The Environmental Protection Agency and the Army Corps of Engineers finalized a rollback of clean water protections. The rollback will mean higher profits for many private golf courses. And in the case of President Trump’s golf courses, that violates the Constitution.

Background

The details of the regulation are somewhat complicated. The federal Clean Water Act applies to “waters of the United States,” a term that has resulted in considerable argument and litigation. Everyone agrees that it covers the Mississippi River, but what about an intermittent stream or wetland on a golf course? The difference can be huge: if a water body is not covered by the Clean Water Act, then as far as federal law is concerned, it’s perfectly legal to pollute, dredge, or fill it. And that can have serious environmental consequences for waters that are covered. On the other hand, companies (like golf course operators) that have these waterbodies on or near their properties sometimes profit from being able to engage in environmentally destructive activities without needing to meet any federal environmental standards.

In 2015, after years of delay, the EPA and Corps finalized the “Waters of the United States” (or “WOTUS”) rule to interpret this statutory term. The 2015 rule clarified the process and criteria for determining whether a waterbody fell under federal jurisdiction—and, in some cases, brought more waterbodies under that umbrella. But the rule was challenged in court by industrial, agricultural, and other corporate interests, and only took effect in 22 states and D.C.

Soon after entering office, President Trump issued an executive order to repeal and replace the 2015 rule. At the time, we pointed out that, if President Trump’s order resulted in a regulatory change that would financially benefit his own businesses, it would violate the Constitution’s Domestic Emoluments Clause, which provides: “The President shall, at stated Times, receive for his Services, a Compensation, which shall neither be increased nor diminished during the Period for which he shall have been elected, and he shall not receive within that Period any other Emolument from the United States, or any of them.” (This is a separate provision from the perhaps better-known Foreign Emoluments Clause.)

Later in 2017, EPA and the Army Corps proposed to rescind the 2015 rule and go back to the old, less-protective status quo. Joined by the New Jersey-based Raritan Headwaters Association, which works in the 470-square mile Raritan Rivers headwaters region where Trump’s Bedminster golf club sits, we filed a formal public comment  in that rulemaking proceeding. Thousands of members of the public joined us. (EPA and the Corps re-opened that rule for public comment in 2018, and we submitted a supplemental comment with new information; and in the meantime, in 2019 EPA and the Corps proposed a new rule even less protective than the pre-2015 status quo, and we commented on that too.)

Our comments all made the same basic points. Relaxing clean water protections will financially benefit golf courses, almost certainly including golf courses owned by President Trump. And presidentially-directed executive action that financially benefits the president’s own businesses violates the Domestic Emoluments Clause—he’s using the power of government to improve the profitability of his own businesses. We asked EPA and the Corps to quantify the expected financial benefits to presidentially-owned golf courses, and to either withdraw the rule, or carve out an exception for properties owned by the president of the United States.

Where we are now

EPA and the Corps have now finalized the rollback to the pre-2015 status quo. (They haven’t yet finalized the second step of enacting even less protective rules.)

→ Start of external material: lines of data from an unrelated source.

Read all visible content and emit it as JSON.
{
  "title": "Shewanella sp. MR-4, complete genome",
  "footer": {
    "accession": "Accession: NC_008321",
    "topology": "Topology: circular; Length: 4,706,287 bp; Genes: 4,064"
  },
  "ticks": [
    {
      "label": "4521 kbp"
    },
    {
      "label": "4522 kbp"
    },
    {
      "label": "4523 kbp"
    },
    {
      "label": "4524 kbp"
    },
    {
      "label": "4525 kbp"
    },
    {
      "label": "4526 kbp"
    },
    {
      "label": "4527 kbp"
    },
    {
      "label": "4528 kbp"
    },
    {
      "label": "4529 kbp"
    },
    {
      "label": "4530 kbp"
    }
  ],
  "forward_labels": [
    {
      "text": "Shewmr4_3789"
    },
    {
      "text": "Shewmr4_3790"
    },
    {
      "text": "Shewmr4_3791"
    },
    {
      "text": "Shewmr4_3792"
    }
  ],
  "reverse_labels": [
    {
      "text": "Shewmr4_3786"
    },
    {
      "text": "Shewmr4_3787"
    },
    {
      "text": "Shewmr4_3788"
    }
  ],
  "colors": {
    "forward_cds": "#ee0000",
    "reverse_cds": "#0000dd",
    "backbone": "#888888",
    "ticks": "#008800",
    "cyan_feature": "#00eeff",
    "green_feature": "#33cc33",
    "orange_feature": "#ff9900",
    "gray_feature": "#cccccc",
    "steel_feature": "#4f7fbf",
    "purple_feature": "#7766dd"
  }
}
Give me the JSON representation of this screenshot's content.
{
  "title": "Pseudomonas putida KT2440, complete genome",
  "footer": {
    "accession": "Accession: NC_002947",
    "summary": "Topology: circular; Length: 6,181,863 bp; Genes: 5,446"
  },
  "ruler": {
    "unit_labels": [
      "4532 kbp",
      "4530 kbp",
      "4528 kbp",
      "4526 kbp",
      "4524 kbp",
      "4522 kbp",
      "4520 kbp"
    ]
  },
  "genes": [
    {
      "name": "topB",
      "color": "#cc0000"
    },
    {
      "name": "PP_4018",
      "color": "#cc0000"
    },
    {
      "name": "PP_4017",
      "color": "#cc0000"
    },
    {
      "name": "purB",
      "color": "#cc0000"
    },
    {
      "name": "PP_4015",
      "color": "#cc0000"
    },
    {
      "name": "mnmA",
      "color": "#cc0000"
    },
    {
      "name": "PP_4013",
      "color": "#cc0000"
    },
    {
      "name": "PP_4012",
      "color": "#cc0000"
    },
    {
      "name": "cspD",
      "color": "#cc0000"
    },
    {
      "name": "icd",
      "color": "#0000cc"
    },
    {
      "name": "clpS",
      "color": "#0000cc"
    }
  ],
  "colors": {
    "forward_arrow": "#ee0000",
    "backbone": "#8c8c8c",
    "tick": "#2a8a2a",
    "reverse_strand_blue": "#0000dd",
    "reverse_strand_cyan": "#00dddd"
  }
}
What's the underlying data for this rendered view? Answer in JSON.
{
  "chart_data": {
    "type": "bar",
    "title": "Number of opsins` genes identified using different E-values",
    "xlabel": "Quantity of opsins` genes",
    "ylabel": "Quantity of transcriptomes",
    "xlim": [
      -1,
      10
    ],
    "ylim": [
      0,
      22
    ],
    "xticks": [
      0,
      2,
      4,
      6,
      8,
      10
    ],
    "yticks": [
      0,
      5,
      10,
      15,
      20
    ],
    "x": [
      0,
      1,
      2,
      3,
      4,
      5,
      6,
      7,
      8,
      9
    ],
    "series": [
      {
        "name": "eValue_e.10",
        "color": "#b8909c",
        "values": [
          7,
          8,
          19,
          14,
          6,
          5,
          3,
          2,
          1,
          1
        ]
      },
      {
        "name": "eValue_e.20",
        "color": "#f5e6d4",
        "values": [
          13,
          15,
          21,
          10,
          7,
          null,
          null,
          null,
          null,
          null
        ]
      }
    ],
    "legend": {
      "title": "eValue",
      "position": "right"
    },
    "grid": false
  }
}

In many cases, golf courses like Trump’s won’t need to follow federal environmental standards when spraying pesticides, dredging, filling, or otherwise affecting waterbodies on or adjacent to their courses. This means that Trump (like other golf course owners and operators) can continue to profit at public expense. And since EPA and the Corps declined to adopt our suggestion to carve out an exception for presidentially-owned properties, it means that the government is complicit in keeping Trump’s pockets full by slashing environmental protections that might have cut into his profits a bit.

As of today, we don’t know why EPA and the Corps claim this is acceptable; a full response to comments won’t be made publicly available until the final rule is published in the Federal Register in the coming days. But we do know that they rolled back an environmental standard in a way that financially benefits the president of the United States, in violation of the Domestic Emoluments Clause.